Sun, Nov 11, 2018 - Page 5 News List

Dutch doctor facing first euthanasia prosecution for death of 74-year-old

AFP, THE HAGUE, Netherlands

Dutch authorities are prosecuting a doctor for euthanizing an elderly woman with dementia in the first case of its kind since the practice was legalized in 2002, officials said on Friday.

The female doctor, who was not named, allegedly put a sleeping drug into the 74-year-old woman’s coffee and had to ask her family to hold her down when she began to struggle.

The Netherlands and neighboring Belgium became the first countries in the world to legalize so-called mercy killing, but it can only be carried out by doctors and under very strict conditions.

Prosecutors said the doctor in the case “overstepped the mark” with the nursing home patient, who had written a will saying that she wanted to die, but did not clearly say so at the time of her death.

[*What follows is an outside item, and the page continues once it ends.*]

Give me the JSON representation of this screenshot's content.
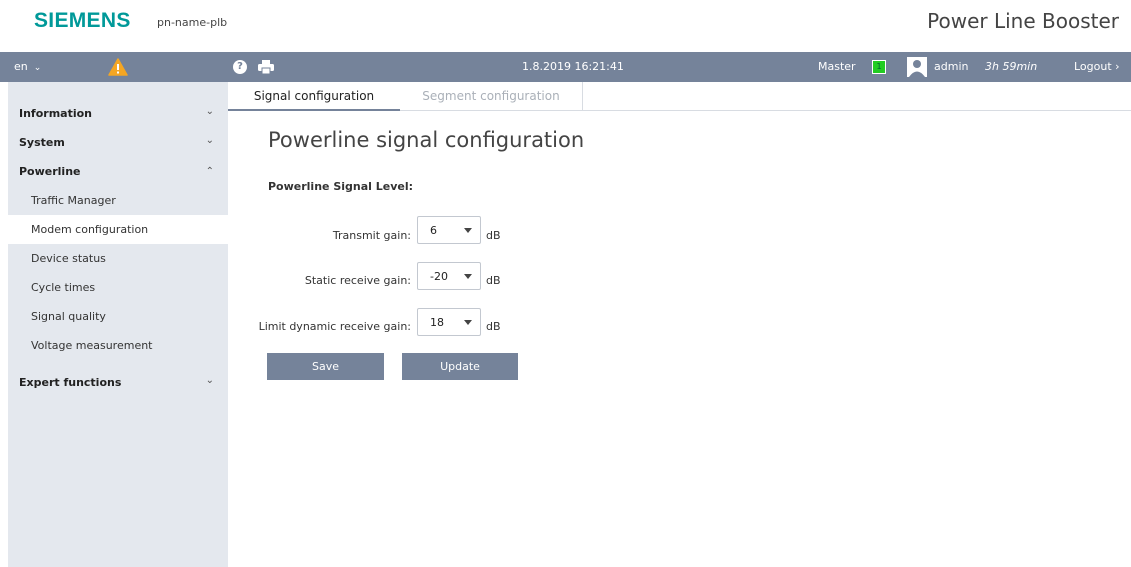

“A nursing home doctor who performed euthanasia in April 2016 on a 74-year-old demented and incapacitated woman will be prosecuted,” the Dutch prosecution service said in a statement.

“This is the first time that the Dutch Public Prosecution Service will prosecute a doctor for euthanasia since the introduction of the Act on Termination of Life on Request and Assisted Suicide in 2002,” it added.

The doctor believed she had acted cautiously and “welcomes further guidance on the question of the wishes of incapacitated patients,” her spokesman was quoted as saying by the NOS public television channel. “She regrets, however, that she has been prosecuted for this.”

A regional euthanasia review board had said in a 2016 report that the doctor had put the sedative Dormicum into the woman’s coffee to ensure she was peaceful while the fatal drug was administered a few minutes later.

However, it found that the elderly woman stood up while the euthanasia drug was being injected, adding that “the patient’s family then helped to restrain the patient and the doctor quickly administered the rest.”

Prosecutors on Friday said that the woman’s will, drawn up several years before her admission to the nursing home, was “unclear and contradictory.”

“Although the woman had regularly stated that she wanted to die, on other occasions she had said that she did not want to die,” it added.